BENVENUTI A VILLEFRANCHE, LA “CODA LUNGA” DI TWIN PEAKS

Il centro di un bosco è un luogo oscuro, sacrale, genera un’aura incomprensibile alla ragione… e così sono anche le nostre anime. Da Twin Peaks a Black Spot: viaggio ai confini della razionalità occidentale.

Twin Peaks è diversa, lontana dal resto del mondo, lo avrai notato […] C’è una sorta di male là fuori, qualcosa di molto strano tra questi vecchi boschi. Puoi chiamarla come vuoi, un’oscurità, una presenza. […] è qui da tempo immemorabile: sono le parole con cui lo sceriffo Truman si rivolge all’agente dell’FBI Dale Cooper.

Siamo a Twin Peaks, luogo immaginario e dell’immaginario che trent’anni fa, grazie a quel genio dell’eccesso che è David Lynch, ha definitivamente cambiato il nostro modo di guardare la televisione.

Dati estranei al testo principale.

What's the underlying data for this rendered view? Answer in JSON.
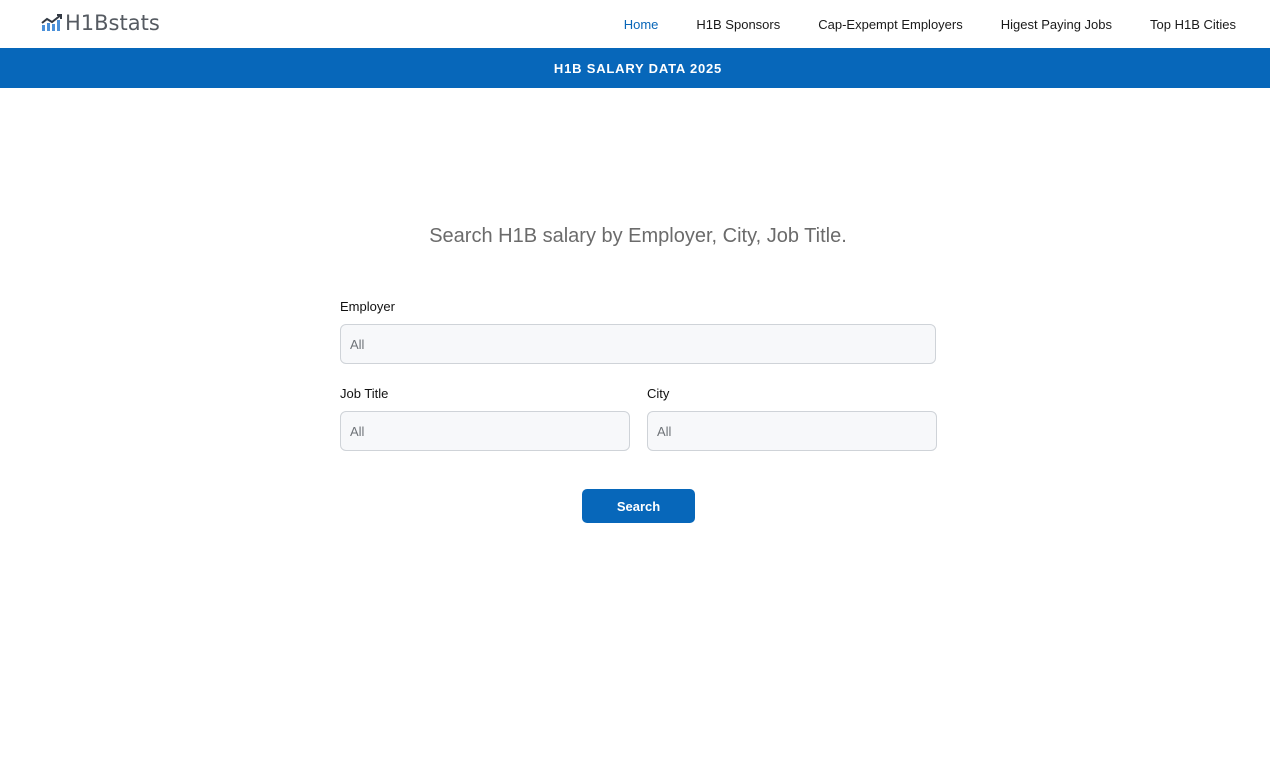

Tra la scoperta del cadavere di Laura Palmer e la possessione di Cooper da parte delle forze malvagie della Loggia Nera, Lynch e Mark Frost (l’altro creatore dell’universo di Twin Peaks) hanno squadernato, davanti agli occhi di spettatori prima spaesati e poi sempre più entusiasti col procedere della serie, un repertorio di personaggi e situazioni assolutamente nuovi per il fruitore televisivo medio degli anni ’90: l’indagine sull’assassinio di Laura Palmer, adolescente dalla doppia e tripla vita della provincia americana, è l’occasione per Lynch di creare un intreccio complesso ed enigmatico di realtà e fantasmi della psiche, di percezione e allucinazione.

Il racconto di entità “altre” che si insediano nella quotidianità incrinando la dimensione familiare della vita, la trama priva di logica razionale ma tutta protesa all’allargamento della consueta concezione del mondo: tutto questo ha fatto de I segreti di Twin Peaks un oggetto di culto e di studio ormai da un trentennio.

E se è vero che la serie ci ha insegnato, con il suo dipanarsi di intrecci di esistenze, che c’è una Twin Peaks in ogni parte del mondo, allora Villefranche, lo sperduto paese nei Vosgi in cui sono ambientate le (finora) due stagioni della serie Black spot, può legittimamente essere considerata la Twin Peaks d’Europa.

La produzione franco-belga, diretta da Mathieu Missoffe e distribuita in Italia tra 2018 e 2019 (al momento disponibile su Netflix), prova a replicare personaggi, atmosfere ed esiti “twinpeaksiani”: un paese di montagna limitato da una foresta in cui si aggira da decenni una presenza oscura, un essere in perfetta sintonia con la natura che sembra conoscere i segreti degli antichi Druidi celtici; antiche vestigia di un luogo sacro in cui si compivano misteriosi riti; un agente di polizia che indaga su numerosi omicidi oltre che sul proprio passato con metodi non proprio ortodossi; un’intera comunità che non è quello che vuole far credere di essere.

Persino la memoria dello spettatore più sprovveduto e distratto non può non correre immediatamente (e con un po’ di nostalgia) ai metodi “originali” di Cooper, ai misteri delle due Logge, al cerchio dei sicomori, a Mike e BOB, alla dimensione “altra” e trascendente che è stata la cifra distintiva di Twin Peaks. Anche a Villefranche tutti hanno i loro segreti collegati inestricabilmente alla foresta dove si consumerà un finale che, preceduto al termine della prima stagione da un colpo di scena sovrannaturale, lascerà ancora aperti molti interrogativi.

Insomma, se Black spot si pone consapevolmente come “coda lunga di Anderson” del cult degli anni ’90, va detto che gli autori hanno avuto il coraggio (o l’incoscienza) di confrontarsi con un archetipo inarrivabile cogliendone però il senso più profondo: quello di essere, come ogni serie tv, una porta su un mondo che è pronto, anche dopo i titoli di coda dell’ultima puntata, ad offrirci ancora e ancora sempre nuove scoperte.